Восточный ветер | страница 4
— Тебе было хорошо? — спросил он спустя какое-то время.
— Было хорошо.
Вернон засмеялся в темноте.
— Ты надо мной смеешься? Тебе не было хорошо?
— Андреа, — сказал он, — всем было хорошо. Никто над тобой не смеется. Я никому не позволю над тобой смеяться.
Пока она спала, он думал: «Мы начинаем заново, и она, и я. Не знаю, что ей выпало в прошлом, но, возможно, мы оба начинаем подъем с низшей точки, и это хорошо. Все хорошо».
В следующую ночь она была раскованней и крепко стиснула его ногами. Он не понял, успела ли она кончить.
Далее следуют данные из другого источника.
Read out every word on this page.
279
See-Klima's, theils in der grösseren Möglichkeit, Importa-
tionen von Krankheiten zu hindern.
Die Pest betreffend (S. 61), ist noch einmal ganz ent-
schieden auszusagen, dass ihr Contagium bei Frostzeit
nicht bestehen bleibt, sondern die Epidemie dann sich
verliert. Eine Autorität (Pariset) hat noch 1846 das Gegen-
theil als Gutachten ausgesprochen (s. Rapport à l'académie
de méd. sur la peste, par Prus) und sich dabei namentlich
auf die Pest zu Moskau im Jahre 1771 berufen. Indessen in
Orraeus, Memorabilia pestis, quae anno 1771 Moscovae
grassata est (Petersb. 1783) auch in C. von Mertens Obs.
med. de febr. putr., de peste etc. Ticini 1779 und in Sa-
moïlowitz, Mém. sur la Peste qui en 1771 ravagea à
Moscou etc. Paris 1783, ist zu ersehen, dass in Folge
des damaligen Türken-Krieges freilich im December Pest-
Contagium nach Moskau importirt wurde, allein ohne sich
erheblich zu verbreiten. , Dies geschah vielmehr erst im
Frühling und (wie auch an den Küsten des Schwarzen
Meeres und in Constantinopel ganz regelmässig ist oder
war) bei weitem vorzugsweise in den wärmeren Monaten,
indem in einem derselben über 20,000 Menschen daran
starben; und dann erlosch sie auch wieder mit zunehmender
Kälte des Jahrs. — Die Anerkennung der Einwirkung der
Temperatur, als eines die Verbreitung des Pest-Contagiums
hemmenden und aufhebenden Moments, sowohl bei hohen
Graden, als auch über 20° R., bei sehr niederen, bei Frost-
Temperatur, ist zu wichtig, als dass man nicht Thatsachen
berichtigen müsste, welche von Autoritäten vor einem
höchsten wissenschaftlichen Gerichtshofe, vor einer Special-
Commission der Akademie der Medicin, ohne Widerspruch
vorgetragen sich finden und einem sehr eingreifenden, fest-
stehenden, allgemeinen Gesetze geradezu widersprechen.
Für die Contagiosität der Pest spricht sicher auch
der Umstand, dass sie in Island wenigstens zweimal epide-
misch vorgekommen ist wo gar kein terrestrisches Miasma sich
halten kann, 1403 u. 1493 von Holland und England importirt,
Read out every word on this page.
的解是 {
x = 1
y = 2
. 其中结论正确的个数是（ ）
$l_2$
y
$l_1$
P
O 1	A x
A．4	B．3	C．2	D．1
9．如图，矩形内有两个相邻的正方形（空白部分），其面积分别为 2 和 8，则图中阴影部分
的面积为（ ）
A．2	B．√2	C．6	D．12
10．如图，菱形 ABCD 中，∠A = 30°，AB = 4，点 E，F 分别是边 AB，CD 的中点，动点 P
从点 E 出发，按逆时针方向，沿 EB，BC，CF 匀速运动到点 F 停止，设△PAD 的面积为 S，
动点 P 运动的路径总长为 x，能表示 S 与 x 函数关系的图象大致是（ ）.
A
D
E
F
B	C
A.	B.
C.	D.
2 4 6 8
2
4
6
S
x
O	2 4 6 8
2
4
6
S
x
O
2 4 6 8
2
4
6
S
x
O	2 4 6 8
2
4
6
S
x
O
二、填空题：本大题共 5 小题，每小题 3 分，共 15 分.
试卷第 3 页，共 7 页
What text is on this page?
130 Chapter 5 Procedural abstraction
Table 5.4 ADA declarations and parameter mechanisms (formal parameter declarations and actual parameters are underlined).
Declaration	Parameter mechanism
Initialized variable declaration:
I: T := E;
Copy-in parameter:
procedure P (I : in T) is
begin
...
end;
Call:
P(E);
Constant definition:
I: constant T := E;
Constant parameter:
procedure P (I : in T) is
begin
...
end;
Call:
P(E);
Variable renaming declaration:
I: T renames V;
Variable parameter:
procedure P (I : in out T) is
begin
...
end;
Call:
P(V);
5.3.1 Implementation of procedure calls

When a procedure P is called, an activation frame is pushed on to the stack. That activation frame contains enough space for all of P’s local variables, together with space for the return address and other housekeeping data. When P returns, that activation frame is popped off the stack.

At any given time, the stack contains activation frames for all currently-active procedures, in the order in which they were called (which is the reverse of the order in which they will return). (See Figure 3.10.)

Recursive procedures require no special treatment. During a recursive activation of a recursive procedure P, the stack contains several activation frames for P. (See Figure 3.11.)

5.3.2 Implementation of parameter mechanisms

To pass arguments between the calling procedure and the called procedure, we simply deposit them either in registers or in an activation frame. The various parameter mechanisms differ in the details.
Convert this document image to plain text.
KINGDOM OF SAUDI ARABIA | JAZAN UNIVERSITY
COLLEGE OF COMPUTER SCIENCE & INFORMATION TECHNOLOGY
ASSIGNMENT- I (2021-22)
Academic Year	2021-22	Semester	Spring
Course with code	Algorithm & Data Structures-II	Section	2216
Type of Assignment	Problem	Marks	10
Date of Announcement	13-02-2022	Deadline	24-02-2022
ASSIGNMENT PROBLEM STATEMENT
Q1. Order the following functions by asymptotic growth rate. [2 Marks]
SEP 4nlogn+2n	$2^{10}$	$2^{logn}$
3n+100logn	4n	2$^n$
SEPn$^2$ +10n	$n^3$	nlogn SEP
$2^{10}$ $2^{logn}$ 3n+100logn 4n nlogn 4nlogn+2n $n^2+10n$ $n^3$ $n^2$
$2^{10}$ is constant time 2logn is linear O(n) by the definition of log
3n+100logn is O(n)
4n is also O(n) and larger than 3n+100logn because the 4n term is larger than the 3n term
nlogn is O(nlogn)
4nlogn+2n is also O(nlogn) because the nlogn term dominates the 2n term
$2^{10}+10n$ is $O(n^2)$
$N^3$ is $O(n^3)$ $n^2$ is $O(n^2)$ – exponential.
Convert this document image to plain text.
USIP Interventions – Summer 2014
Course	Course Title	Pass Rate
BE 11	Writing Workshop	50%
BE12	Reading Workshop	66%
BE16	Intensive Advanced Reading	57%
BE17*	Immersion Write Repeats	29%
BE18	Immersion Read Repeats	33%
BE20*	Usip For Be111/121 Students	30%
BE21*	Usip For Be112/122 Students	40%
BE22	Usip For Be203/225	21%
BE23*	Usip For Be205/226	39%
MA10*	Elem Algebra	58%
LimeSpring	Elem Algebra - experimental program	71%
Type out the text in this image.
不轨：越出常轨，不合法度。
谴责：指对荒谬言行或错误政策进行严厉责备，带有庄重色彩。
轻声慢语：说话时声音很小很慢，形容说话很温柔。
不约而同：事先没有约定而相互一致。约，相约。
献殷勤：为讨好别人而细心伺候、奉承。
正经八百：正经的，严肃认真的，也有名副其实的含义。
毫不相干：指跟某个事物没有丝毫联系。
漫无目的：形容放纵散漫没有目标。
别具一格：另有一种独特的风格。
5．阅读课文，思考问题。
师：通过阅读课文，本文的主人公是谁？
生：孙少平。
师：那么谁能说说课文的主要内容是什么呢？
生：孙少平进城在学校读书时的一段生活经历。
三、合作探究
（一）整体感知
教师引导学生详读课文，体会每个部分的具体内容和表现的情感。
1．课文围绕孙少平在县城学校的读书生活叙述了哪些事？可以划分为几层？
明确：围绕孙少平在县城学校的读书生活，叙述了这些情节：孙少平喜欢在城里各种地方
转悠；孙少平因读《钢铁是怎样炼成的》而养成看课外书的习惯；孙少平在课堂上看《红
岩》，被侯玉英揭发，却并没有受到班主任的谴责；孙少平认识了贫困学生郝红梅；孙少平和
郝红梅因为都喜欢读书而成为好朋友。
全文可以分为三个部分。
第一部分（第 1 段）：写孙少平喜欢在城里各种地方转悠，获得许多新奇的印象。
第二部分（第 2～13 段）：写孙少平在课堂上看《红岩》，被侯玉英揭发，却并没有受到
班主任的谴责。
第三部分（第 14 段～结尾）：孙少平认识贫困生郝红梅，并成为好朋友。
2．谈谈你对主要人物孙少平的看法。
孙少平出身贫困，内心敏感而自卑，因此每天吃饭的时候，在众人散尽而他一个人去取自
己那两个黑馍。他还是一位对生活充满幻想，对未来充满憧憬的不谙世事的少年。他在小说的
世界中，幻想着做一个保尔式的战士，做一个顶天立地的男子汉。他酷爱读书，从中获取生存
— Ну, ты и сильная, — сказал он потом.
— Сильная — это плохо?
— Нет-нет. Совсем нет. Сильная — это прекрасно.
Но в следующий раз он обратил внимание, что она уже так крепко не стискивает. Еще ей не очень нравились ласки груди. Нет, не то. Скорее, она была к ним равнодушна. Ну, вроде: ласкай в свое удовольствие, я подожду. Так он, во всяком случае, понял. А кто сказал, что все нужно тотчас же обговаривать?
Теперь он был рад, что они оба не умеют заигрывать. Заигрывание — разновидность обмана. А она никогда его не обманывала. Была немногословна, зато если уж говорила, то правду. Приходила, куда и во сколько просил, и стояла там, высматривая его, откидывая со лба прядь волос, придерживая рукой сумочку (будто в этом городе кто-то и впрямь мог на нее позариться).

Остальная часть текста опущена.